Standard Sébastien Pocognoli ne cherchait pas d’excuses et tentait d’expliquer la mauvaise passe traversée par son Standard.

De retour après plus de six mois d’absence, Sébastien Pocognoli avait du mal à digérer l’attitude du Standard, plus que le résultat.

Sébastien, comment expliquez-vous cette 3e défaite de rang ?

"Je ne vais même pas entrer dans le débat car il n’y a rien à dire. On essaie toujours de trouver une excuse dans le football quand ça ne va pas, mais là, il n’y a rien à dire."

C’est au niveau mental que le bât blesse ?

"Je ne sais pas. Je suis monté après l’heure de jeu, mais ce que j’ai constaté, c’est que cela allait mieux à 11 contre 11 qu’en supériorité numérique. C’est assez problématique."

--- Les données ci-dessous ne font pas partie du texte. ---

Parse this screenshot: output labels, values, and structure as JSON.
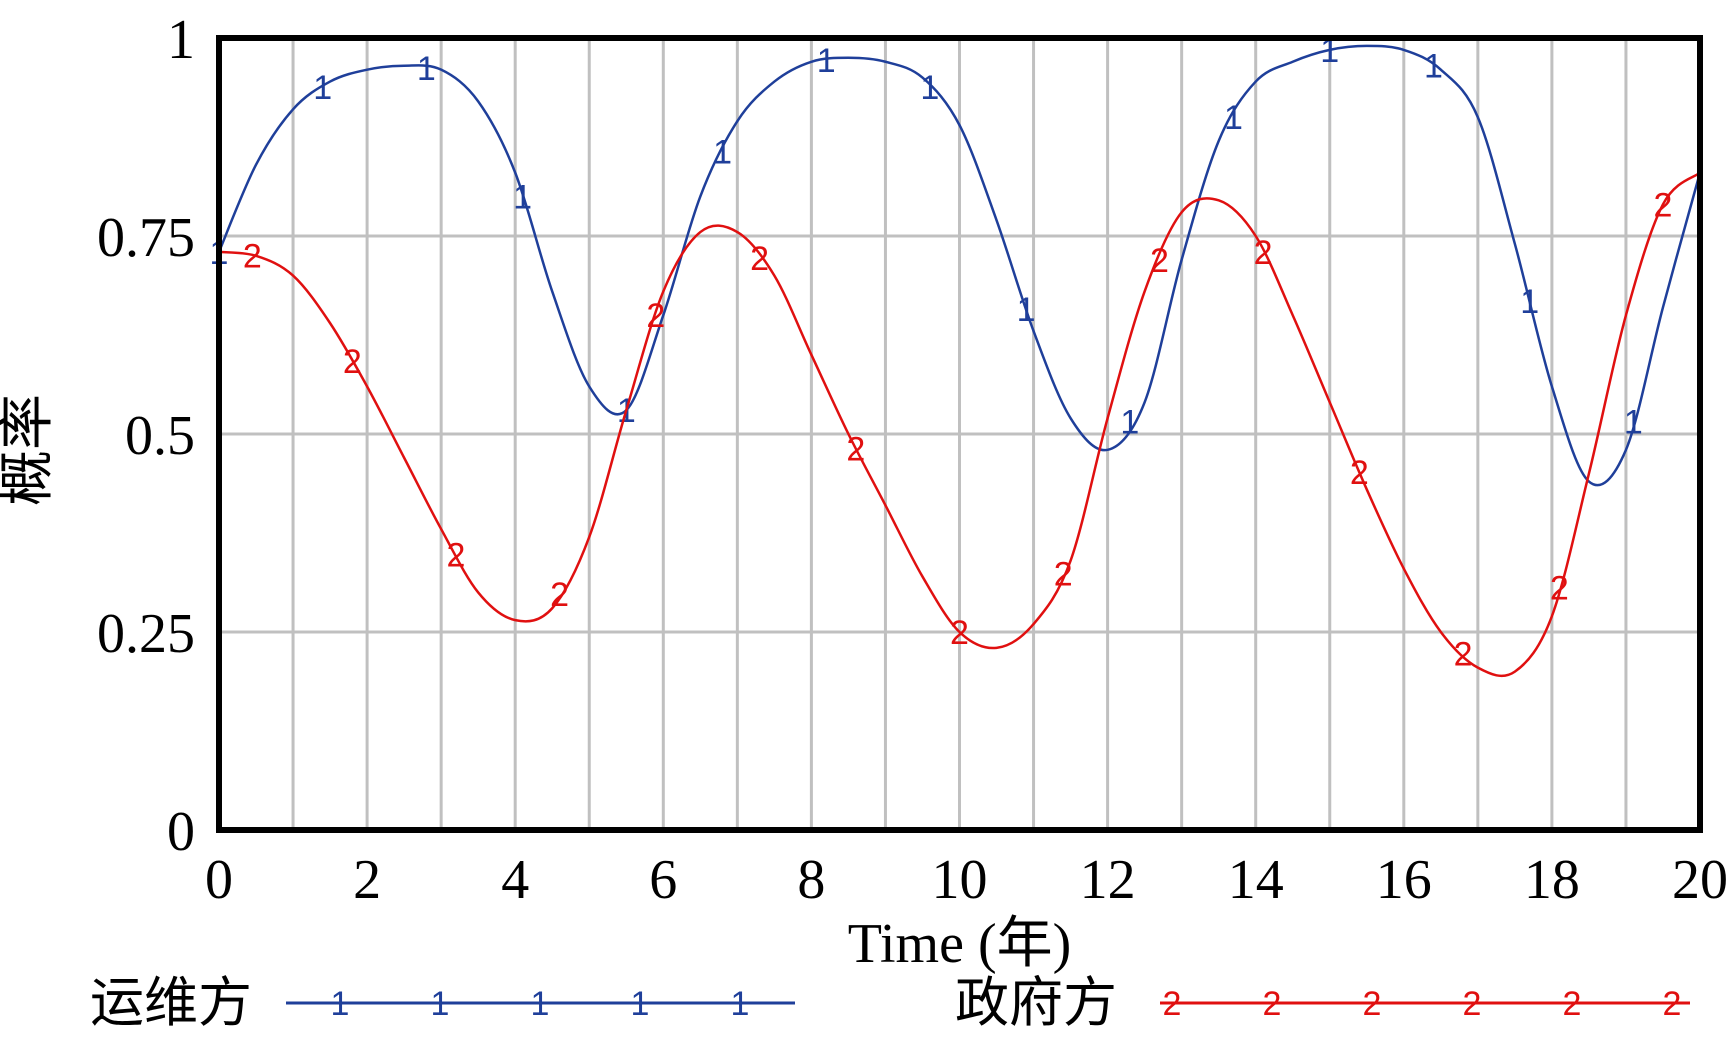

Mais il y avait un manque de révolte flagrant.

"C’est le moins que l’on puisse dire et on est même dominé dans la possession et sur les deuxièmes ballons, on n’est pas présent. À 10 contre 11, ce n’est pas défendable."

Y a-t-il un problème dans le groupe ?

"Après trois défaites de rang, soit tu te braques et tu ne changes rien, soit tu te remets en question de suite et tu vas gagner les trois derniers matchs. C’est ce qu’il nous reste à faire. On est un club qui a des ambitions et on doit rattraper ces trois prestations décevantes."

L’ambition, déclarée, c’est tout de même le podium.

"On a vu que le classement peut vite bouger et il ne tient qu’à nous de le faire évoluer positivement, mais il va falloir sérieusement se remettre en question pour ces trois derniers matchs. On en aura deux à domicile, il faudra absolument faire le plein."

Car terminer quatrième, c’est une autre chanson.

"On le sait bien, mais si on est là, c’est qu’on s’est mis nous-mêmes dedans. Notre saison n’a pas été constante en termes de prestations, individuellement aussi."

Vous étiez tout de même prévenus qu’Anderlecht finirait bien par avoir un sursaut d’orgueil.

"On savait que cette victoire de Malines en Coupe, avec tout ce que cela engendre, allait leur rendre l’espoir. Le Standard, cela pouvait représenter un bon tournant. On savait tout ça…"

Il y a tout de même une dynamique qui est brisée au Standard ?

"Elle est dictée par les résultats. Notre saison est trop faite de hauts et de bas, et les PO1 en sont la parfaite illustration. À nous d’encore renverser la situation."

L’extra-sportif a-t-il pris le pas avec les nombreuses rumeurs sur le groupe ?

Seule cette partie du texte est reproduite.